With Leaside High School’s 75th anniversary being celebrated this year, Leaside Life is profiling a number of notable members of the school in various positions, as students, teachers, and more, to mark the milestone.
If you were a kid in the 60s, you were born into what most would argue is the greatest decade for rock ‘n roll. The Beatles, The Rolling Stones, The Doors, Jimi Hendrix, Bob Dylan, and Janis Joplin took the world by storm. With no internet or video games, kids listened to a lot of music on the radio, and many dreamed of being rock stars.
For 1982 Leaside High School grad Stephen Stanley, that dream became a reality with huge success in the music business – success which continues to this day.
Stanley’s musical training came initially through guitar lessons starting at 12 at the former Donview Club in Thorncliffe, followed by lessons at Dave Snider Music.

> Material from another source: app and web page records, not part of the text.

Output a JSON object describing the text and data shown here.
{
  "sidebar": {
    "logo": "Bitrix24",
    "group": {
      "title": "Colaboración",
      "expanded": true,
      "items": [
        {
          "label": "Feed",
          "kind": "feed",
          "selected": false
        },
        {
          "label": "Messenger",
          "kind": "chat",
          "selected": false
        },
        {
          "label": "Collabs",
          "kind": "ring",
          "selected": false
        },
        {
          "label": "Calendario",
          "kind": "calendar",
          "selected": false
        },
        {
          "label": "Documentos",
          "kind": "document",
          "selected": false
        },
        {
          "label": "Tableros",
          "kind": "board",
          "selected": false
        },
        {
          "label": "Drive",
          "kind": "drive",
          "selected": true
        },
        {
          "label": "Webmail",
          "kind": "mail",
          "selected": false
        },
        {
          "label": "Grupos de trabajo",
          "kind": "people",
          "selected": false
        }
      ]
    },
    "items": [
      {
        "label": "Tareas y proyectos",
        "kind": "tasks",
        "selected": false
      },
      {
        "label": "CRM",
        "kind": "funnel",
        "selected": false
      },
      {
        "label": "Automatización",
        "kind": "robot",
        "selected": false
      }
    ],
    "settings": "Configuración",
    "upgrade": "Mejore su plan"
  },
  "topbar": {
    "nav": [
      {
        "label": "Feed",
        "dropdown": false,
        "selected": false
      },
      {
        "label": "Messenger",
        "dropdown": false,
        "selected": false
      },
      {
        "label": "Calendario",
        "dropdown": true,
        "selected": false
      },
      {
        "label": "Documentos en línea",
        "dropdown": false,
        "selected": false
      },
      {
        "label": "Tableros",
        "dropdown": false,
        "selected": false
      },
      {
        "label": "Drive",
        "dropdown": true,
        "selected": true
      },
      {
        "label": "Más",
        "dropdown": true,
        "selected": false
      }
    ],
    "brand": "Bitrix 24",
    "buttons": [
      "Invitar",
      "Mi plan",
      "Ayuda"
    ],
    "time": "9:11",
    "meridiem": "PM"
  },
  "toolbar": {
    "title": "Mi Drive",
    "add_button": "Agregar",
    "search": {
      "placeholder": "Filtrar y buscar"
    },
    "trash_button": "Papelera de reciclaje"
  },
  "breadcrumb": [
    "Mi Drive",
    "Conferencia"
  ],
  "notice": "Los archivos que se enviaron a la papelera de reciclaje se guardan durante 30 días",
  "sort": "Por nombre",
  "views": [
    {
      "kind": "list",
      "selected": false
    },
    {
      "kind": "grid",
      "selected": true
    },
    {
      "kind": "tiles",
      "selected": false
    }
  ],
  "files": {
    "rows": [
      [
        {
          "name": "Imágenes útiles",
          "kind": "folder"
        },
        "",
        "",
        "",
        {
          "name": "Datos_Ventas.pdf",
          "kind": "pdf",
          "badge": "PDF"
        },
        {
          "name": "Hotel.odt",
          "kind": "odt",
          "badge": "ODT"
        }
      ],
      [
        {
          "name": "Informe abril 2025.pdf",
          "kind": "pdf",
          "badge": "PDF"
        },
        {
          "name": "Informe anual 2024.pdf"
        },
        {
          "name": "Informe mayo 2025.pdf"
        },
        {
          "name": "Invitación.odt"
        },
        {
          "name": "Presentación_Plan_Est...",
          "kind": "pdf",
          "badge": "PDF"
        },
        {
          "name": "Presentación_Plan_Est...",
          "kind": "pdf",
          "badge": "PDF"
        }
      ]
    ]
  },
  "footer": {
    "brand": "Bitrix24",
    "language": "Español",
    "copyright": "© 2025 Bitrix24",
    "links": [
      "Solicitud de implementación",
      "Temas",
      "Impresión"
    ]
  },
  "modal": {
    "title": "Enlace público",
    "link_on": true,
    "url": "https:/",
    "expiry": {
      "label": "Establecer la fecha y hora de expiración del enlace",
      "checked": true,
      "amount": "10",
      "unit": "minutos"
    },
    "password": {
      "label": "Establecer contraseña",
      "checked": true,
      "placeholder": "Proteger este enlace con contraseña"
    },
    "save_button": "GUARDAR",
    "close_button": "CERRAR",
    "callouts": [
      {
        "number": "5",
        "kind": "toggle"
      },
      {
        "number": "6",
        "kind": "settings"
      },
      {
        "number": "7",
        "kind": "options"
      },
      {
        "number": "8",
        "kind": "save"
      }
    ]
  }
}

Stanley’s good friend, Howard Porter, remembers their early days together. “As teenagers, there’s no doubt that music was Stephen’s main passion. We’d always be talking about bands or the latest music and we’d listen to records or trade them back and forth. We lived in the same apartment building and I could often hear him practising his guitar through the heating vents. I’m sure the other tenants loved that! As he got more proficient on the guitar he was always searching out friends who he might be able to form a band with. Eventually, hanging out at band rehearsals or recording sessions became a big part of our social life.”
In high school, Stanley played in several bands but opted for drama over music classes and participated in numerous musicals.
Stanley wrote music in his drama classes and remembers the one year when he, Porter, and Tim Kovacks wrote a song, called “The Christmas Haters” (which, he says, is ironic considering how much he loves Christmas). He laughs remembering Kovacks accidentally kicking out a power cord, blowing their performance.
But this incident was a funny but tiny blip on his music path. While studying at the University of Toronto, Stanley worked as an usher at Massey Hall and has memories of watching incredible musicians and bands including Bob Dylan, The Police, The Squeeze, and many more.
In 1986, Stanley formed the band Popular Front with Ron Hawkins and David Alexander. With the addition of John Arnott in 1990, the band Lowest of the Low was born.
The band was a quick success, drawing instant adulation on the city’s club circuit, and became one of Canada’s most popular indie rock bands. In 1991, they released their debut album, “Shakespeare, My Butt,” with iconic songs such as “Salesmen, Cheats and Liars,” and “Bleed a Little While Tonight,” being played on the airwaves to this day. The album was named one of the top-10 in Canadian music history as voted by readers of Chart magazine.
The band produced three more albums, was inducted into the Canadian Indie Music Hall of Fame in 2008, and was awarded gold records for “Shakespeare, My Butt.”
In 2010, the band toured to celebrate the 20th anniversary of their hit album, selling out shows, including one at Massey Hall, where Stanley had spent so many years as an usher.
In 2013, Stanley left the group and, in 2015, formed the Stephen Stanley Band, which released its first album, Jimmy & The Moon, in 2017. The album has garnered much acclaim in the press and with audiences around the world. They were invited to play in Germany in 2018 and subsequently toured the UK and Ireland.
For Stanley, it’s the “lyrics and themes which are the most important.” The songs resonate with emotion, rock, and jangle, which will hook you in right from the start.
Brent Jensen, the band’s manager, says of Stanley that “I think everyone should be so lucky as to experience his raw, genuine talent” and describes him as “a warm, humble, and sincere person.”